Karrie Keyes enjoyed a unique view of the 1980s-90s punk rock scene as well as the rise and evolution Pearl Jam, one of the more popular groups of the past 20-plus years.
In fact, I recently caught up with the noted monitor engineer during a break on the band’s current tour, which finishes up later this month with dates at Fenway Park in Boston and Wrigley Field in Chicago.
Keyes’ career also includes live mix work with RHCP, Fugazi, Sonic Youth, solo projects by Pearl Jam lead vocalist Eddie Vedder, and briefly with Neil Young, among others. Although based in California for most of her 30-year career, she also lived in Seattle briefly during the height of the Grunge era. Eventually, though, she says she’d like to work out of New Orleans.
“I’m trying to make that work,” the 48-year-old engineer says. “My kids are almost out of the house and I’d like to be doing more, possibly one-off work, when Pearl Jam’s not touring.”
Making A Change
Born and raised in Los Angeles, Keyes fell into audio by chance, she says, although she’d always gravitated towards arts and music as a teenager. “I played flute and clarinet from 4th grade through my two years of high school, but I didn’t have the dedication to play professionally,” she says. “At that point no other music career options were offered, at least through school.”

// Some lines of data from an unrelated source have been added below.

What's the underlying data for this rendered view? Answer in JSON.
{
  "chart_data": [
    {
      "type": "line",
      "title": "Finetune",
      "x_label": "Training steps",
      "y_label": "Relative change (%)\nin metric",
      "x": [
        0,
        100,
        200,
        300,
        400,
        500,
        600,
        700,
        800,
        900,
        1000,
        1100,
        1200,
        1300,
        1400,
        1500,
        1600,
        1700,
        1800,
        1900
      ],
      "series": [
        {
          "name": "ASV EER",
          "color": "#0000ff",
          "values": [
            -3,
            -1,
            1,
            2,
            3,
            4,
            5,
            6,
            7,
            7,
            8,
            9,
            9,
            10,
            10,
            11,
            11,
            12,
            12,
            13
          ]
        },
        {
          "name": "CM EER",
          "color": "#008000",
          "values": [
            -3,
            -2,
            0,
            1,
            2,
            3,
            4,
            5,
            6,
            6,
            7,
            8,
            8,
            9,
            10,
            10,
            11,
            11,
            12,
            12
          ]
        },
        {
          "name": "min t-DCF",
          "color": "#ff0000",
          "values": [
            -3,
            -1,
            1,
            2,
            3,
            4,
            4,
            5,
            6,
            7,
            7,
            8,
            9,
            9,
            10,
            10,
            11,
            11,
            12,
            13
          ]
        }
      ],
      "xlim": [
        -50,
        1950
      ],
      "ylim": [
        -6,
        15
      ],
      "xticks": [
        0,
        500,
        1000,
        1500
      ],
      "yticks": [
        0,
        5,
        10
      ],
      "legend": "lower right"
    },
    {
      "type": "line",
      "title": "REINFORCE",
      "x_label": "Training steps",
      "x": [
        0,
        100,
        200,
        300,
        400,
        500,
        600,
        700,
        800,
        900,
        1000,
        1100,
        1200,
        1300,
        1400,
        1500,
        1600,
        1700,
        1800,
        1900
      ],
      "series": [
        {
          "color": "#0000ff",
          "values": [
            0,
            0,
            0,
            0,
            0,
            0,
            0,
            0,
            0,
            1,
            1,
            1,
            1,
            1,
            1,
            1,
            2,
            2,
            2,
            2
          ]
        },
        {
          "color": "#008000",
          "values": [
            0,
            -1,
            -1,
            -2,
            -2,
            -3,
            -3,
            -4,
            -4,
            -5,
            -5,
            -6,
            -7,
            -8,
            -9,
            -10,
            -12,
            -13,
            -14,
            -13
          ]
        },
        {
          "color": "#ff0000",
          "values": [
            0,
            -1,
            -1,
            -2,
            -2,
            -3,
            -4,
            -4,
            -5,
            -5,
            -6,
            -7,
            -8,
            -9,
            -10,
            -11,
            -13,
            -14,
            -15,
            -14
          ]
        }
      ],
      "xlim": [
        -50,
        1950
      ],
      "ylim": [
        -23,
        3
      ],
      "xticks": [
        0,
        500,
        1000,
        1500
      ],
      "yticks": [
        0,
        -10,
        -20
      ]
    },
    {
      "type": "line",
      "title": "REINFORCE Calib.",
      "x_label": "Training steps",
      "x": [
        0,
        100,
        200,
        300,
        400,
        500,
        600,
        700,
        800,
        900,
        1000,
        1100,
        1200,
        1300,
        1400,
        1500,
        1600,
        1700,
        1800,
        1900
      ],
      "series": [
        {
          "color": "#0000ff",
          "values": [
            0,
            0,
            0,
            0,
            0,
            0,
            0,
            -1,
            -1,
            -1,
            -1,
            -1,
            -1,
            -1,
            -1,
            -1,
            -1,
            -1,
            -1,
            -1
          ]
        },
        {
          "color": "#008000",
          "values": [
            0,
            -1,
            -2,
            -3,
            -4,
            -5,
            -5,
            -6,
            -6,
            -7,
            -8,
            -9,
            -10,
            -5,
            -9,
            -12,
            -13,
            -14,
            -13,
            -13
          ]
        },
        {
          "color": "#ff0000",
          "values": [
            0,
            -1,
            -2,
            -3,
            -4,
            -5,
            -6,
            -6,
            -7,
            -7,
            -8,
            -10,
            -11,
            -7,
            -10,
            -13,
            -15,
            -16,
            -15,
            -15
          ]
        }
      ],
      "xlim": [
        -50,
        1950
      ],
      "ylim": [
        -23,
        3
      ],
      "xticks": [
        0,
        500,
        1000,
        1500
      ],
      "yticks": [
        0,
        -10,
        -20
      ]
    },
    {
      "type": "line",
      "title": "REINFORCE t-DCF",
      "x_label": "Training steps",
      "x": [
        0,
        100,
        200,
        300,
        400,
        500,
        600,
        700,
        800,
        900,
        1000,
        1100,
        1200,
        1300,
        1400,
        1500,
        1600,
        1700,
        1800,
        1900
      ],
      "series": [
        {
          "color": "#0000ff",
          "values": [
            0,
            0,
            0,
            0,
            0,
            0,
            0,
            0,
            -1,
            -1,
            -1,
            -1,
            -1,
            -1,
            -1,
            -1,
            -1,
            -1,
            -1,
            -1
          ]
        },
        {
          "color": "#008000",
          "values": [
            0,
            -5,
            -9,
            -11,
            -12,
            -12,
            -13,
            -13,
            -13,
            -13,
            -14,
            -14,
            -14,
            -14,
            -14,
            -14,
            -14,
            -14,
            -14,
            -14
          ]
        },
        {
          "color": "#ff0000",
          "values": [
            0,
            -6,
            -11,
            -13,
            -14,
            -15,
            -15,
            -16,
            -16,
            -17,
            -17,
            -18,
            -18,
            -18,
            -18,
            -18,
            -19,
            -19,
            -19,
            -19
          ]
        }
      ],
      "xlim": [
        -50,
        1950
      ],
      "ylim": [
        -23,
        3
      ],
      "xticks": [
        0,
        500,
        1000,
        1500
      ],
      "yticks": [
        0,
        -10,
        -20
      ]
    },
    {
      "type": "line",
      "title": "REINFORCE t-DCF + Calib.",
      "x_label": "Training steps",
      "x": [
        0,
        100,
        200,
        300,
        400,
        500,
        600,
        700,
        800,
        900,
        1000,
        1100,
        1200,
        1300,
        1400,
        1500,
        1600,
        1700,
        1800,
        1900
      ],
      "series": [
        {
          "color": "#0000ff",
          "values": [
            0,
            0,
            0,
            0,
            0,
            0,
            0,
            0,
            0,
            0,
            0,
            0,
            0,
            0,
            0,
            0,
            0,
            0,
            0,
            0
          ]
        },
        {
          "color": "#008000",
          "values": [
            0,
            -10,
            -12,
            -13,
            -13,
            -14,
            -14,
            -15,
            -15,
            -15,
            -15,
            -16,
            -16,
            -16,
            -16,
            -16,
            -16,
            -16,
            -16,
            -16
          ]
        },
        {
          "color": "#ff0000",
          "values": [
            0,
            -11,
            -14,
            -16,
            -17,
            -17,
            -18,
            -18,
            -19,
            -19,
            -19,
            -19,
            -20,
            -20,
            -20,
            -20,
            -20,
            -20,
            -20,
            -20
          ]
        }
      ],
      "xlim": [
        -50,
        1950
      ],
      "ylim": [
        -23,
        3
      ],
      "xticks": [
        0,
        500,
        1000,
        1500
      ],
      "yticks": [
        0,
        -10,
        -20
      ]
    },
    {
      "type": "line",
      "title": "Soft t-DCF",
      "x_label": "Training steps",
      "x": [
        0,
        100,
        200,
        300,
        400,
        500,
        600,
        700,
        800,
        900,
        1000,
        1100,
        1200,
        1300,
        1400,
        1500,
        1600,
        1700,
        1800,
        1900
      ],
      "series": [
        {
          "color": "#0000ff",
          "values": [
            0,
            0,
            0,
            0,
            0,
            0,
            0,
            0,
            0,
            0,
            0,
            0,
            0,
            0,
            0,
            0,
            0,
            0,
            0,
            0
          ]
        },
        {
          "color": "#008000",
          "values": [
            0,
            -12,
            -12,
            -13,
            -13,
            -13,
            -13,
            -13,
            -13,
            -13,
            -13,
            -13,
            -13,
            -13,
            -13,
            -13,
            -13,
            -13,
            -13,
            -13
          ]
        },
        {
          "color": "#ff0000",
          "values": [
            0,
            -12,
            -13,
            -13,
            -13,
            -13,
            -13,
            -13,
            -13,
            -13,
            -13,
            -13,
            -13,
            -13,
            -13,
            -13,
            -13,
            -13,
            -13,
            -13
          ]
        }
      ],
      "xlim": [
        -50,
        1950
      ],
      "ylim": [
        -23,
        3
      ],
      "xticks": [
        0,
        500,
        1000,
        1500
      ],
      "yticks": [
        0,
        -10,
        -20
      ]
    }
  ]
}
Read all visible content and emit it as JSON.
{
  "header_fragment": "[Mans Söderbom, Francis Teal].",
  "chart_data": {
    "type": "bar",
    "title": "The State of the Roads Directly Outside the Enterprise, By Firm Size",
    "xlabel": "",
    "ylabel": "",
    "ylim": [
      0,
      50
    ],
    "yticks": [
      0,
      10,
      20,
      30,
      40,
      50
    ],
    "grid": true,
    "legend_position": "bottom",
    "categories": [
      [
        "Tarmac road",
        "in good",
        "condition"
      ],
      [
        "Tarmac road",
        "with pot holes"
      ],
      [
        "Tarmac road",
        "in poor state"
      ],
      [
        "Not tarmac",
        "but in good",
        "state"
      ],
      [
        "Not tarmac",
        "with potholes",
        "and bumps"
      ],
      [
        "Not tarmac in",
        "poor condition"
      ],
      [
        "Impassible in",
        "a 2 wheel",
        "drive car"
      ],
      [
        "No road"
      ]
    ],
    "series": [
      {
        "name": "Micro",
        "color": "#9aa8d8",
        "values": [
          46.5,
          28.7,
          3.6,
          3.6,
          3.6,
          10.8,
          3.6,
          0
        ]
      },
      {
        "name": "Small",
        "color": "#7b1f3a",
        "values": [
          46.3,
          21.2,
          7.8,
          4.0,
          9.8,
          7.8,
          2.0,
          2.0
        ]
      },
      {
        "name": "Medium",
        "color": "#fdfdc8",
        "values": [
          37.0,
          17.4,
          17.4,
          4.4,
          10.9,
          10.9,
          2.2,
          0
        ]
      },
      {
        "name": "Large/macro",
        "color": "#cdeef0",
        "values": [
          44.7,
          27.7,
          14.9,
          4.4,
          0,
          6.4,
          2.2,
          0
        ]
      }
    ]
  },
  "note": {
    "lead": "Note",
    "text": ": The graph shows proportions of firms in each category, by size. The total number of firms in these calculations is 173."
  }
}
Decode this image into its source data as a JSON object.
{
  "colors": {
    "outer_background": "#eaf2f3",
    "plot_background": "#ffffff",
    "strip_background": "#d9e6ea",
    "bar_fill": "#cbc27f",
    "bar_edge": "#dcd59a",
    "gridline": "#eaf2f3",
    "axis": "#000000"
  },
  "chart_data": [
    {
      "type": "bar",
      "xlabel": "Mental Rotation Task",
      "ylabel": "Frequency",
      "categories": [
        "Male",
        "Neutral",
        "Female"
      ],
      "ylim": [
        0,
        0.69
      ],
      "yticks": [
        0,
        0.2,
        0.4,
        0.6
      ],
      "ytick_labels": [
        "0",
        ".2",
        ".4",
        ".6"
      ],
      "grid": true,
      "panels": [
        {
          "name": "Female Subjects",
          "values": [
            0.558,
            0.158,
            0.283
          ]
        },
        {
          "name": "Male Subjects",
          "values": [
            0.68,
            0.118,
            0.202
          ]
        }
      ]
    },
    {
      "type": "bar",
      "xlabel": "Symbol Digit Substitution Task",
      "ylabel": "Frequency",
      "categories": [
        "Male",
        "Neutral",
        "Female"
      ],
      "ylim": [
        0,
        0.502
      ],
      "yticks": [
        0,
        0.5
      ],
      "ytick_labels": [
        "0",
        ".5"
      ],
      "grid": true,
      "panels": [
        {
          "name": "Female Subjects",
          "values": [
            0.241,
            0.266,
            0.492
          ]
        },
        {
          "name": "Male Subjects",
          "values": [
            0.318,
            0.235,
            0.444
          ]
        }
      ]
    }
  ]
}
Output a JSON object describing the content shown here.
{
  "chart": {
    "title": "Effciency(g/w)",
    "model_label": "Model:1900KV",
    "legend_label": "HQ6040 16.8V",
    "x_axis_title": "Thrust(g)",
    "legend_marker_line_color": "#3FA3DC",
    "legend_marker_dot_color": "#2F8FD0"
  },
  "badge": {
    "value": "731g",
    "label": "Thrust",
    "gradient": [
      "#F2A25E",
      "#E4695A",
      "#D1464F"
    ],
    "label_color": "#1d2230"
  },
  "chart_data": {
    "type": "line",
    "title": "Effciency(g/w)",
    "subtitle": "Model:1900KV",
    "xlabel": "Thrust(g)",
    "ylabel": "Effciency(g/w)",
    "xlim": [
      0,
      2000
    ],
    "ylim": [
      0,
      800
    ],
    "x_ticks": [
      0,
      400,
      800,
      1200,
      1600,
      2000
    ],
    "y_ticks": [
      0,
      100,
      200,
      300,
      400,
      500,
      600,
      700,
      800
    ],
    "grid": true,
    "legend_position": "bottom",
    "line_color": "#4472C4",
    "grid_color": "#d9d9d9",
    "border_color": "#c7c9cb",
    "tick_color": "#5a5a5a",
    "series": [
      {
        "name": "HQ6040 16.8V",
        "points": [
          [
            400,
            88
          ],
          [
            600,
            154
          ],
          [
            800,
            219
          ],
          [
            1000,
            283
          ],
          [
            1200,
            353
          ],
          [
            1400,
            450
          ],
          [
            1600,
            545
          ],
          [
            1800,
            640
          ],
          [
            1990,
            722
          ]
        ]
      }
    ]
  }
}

At the time (the mid-1980s), careers in audio weren’t something often presented to people – particularly young women – as an option; something Keyes and front of house engineer Michelle Sabolchick Pettinato have set out to change by founding Soundgirls.org. Primarily aimed at supporting women in professional audio by providing mentorships, forums, content, and development tools to members, the community welcomes men as well. In fact, Keyes estimates that men make up 35 percent of the membership.
Still, she points to a lack of encouragement provided to young women interested in working in audio as the driving force for Soundgirls. Additionally, in part, the organization’s website is also meant to compensate for diminishing arts programming in public school curriculums, something that Keyes noticed when her twin girls moved from the Montessori schools they’d attended to public high school.
“I was fairly horrified by the lack of arts funding,” she says. “When I was in school, if I didn’t have arts and English programs, I would have dropped out. That was a guiding light when we started Soundgirls.”
The intention is to provide resources for young people starting out in production, as well as for those currently working in the industry, along with a means of connecting industry veterans and emerging professionals to share advice and provide support.
It’s not the kind of resource Keyes had access to when she started her career in audio in 1986. And it was only by chance that she got it, making a serendipitous decision to attend a Black Flag show instead of going with friends to a concert by the band Fear that was being staged closer to home.
Attending the Black Flag gig meant public transit and potentially being stranded in LA all night, but Keyes, never one to do things the easy way, went anyway. Before the show, she made her way to the front of the audience and started talking with a young mix engineer named Dave Rat, owner of then-fledgling audio company Rat Sound, who was working the gig. It’s a meeting she credits with inspiring her to pursue a career in audio.